Congress formed the Investor Advisory Committee in the 2010 Dodd-Frank Wall Street Reform and Consumer Protection Act to “advise and consult” with the SEC on:

  • Regulatory priorities of the SEC.
  • Issues relating to the regulation of securities products, trading strategies, fee structures, and the effectiveness of disclosure.
  • Initiatives to protect investor interests.
  • Initiatives to promote investor confidence and the integrity of the securities marketplace.

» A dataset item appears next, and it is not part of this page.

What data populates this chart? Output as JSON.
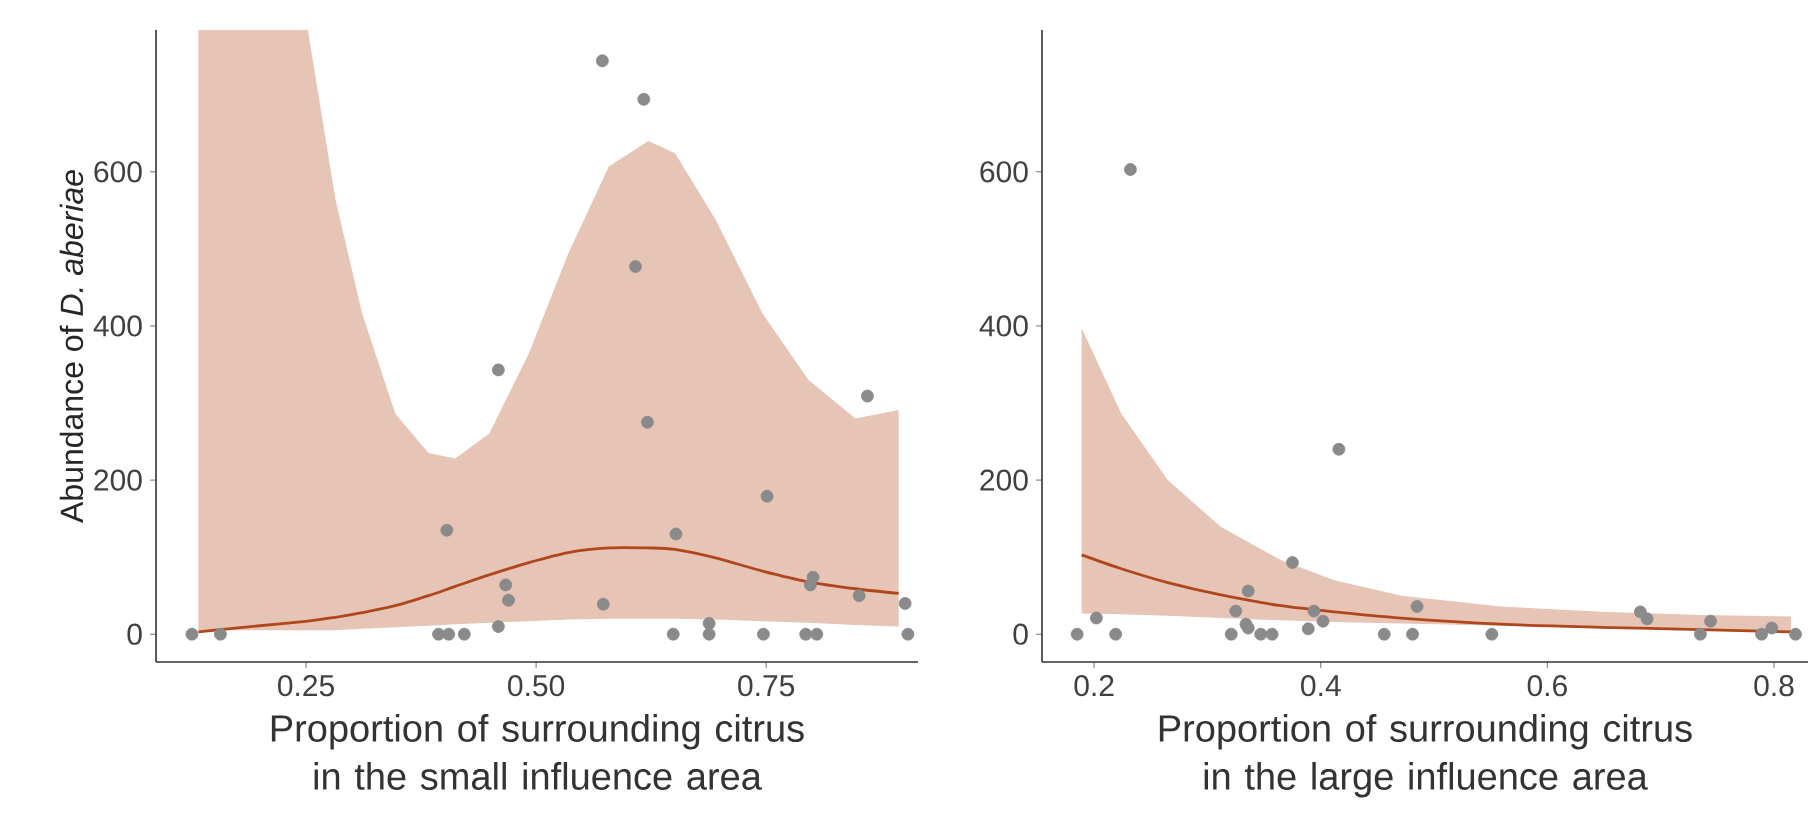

Congress established the Office of the Investor Advocate within the SEC in the Dodd-Frank Act to report directly to the SEC’s chairman and provide the following “functions”:

  • Assist retail investors in resolving significant problems they may have with the SEC or with self-regulatory organizations.
  • Identify areas in which investors would benefit from changes in the SEC’s regulations or the rules of self-regulatory organizations.
  • Identify problems that investors have with financial service providers and investment products.
  • Analyze the potential impact on investors of proposed regulations of the SEC and self-regulatory organizations.
  • Propose to the SEC changes in the commission’s regulations or orders, and propose to Congress any legislative, administrative, or personnel changes that may be appropriate to mitigate problems identified and to promote the interests of investors.

The recommendations of these existing entities, plus any entity created as proposed, together with regular staff input and public comments, will give the commissioners a lot to digest.

DISCLAIMER: Because of the generality of this update, the information provided herein may not be applicable in all situations and should not be acted upon without specific legal advice based on particular situations.